Sous session 1.E. Planifier la transition agro-écologique des territoires
L’Agriculture durable du 21ème siècle est confronté à un triple défi : réduire son impact environnemental, s’adapter à l’évolution climatique, et dans le même temps répondre à une demande alimentaire mondiale croissante. Le potentiel de l’agroécologie en faveur de la résilience des systèmes agricoles et alimentaires, et plus largement des moyens de subsidence face au changement climatique, est reconnu internationalement (Leippert et al., 2020). Les enjeux de « transition agroécologique » (Lamine, 2012), et donc la gestion raisonnée et partagée des ressources agricoles et foncières, sont par ailleurs porteurs d’un renouvellement des méthodes d’urbanisme, qualifié entre autres de «urbanisme paysager » (Bonneau, 2016) ou « agroecological urbanism » (Tornaghi, Dehaene, 2021). De nombreux travaux insistent à ce titre sur l’importance des espaces ouverts (non bâtis), qui apparaissent comme autant de sites stratégiques dans un contexte d’urgences climatiques et environnementales. Cette posture implique une « inversion du regard » (Cogato Lanza, 2005) via notamment la réinvention des trames vertes et bleues mais aussi un intérêt accru pour les lisières, interfaces ou « lieux transactionnels » entre ville et campagne (Dugua, Chakroun, 2019), s’accompagnant de la sortie définitive des dualismes nature/culture ou ville/campagne.

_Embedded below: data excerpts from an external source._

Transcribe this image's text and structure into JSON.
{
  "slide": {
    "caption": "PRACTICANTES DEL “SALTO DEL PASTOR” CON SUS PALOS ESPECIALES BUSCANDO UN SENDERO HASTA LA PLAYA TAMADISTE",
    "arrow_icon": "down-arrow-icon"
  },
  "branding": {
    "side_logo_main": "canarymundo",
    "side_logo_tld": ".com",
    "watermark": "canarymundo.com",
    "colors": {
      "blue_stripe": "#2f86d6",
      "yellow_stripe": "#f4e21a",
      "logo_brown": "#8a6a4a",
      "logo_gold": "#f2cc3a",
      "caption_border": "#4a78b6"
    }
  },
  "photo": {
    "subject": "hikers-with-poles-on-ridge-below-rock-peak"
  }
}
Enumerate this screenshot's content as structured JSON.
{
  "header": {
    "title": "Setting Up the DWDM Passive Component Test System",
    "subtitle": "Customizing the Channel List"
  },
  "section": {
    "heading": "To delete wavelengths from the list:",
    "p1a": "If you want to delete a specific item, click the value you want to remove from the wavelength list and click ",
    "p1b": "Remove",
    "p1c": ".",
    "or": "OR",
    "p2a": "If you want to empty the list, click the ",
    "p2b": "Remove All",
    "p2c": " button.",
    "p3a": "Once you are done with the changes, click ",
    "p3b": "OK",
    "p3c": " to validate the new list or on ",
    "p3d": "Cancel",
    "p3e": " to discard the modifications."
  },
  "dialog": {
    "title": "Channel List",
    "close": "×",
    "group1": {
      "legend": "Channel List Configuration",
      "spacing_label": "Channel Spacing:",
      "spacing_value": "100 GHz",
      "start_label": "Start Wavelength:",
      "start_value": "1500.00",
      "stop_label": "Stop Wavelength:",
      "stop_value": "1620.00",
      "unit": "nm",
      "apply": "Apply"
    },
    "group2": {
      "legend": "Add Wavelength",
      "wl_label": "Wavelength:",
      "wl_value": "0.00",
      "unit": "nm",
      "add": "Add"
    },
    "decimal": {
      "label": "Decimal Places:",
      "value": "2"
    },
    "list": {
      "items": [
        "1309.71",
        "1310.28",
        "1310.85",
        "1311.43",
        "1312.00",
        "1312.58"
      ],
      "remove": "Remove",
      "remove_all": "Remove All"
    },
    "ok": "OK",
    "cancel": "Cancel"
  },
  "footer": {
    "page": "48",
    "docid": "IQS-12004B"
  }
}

Ainsi, la présente sous-session thématique propose d’interroger les outils de planification et de projet à partir des espaces non bâtis et de leur capacité à tisser de nouvelles relations et figures. Les territoires métropolitains constituent à ce titre une échelle spatiale appropriée en réponse aux problématiques environnementales, à condition d’instaurer des mécanismes de coordination et de réciprocité entre les territoires (Vanier 2008 ; Barles, 2017) notamment entre urbanisme et agriculture (Brand, 2015). Les dispositifs collaboratifs et les formes du foncier restent néanmoins à inventer afin d’initier et organiser ces nouvelles relations interterritoriales (« contrats de réciprocités », « paniers de transactions », « commons », etc.). Les propositions de communications pourront caractériser les instruments d’action (existants ou à créer) favorables à ces mécanismes transactionnels, et renseigner les conditions d’articulation entre lieux d’expérimentations agroécologiques (niches d’innovations) et stratégies d’aménagement.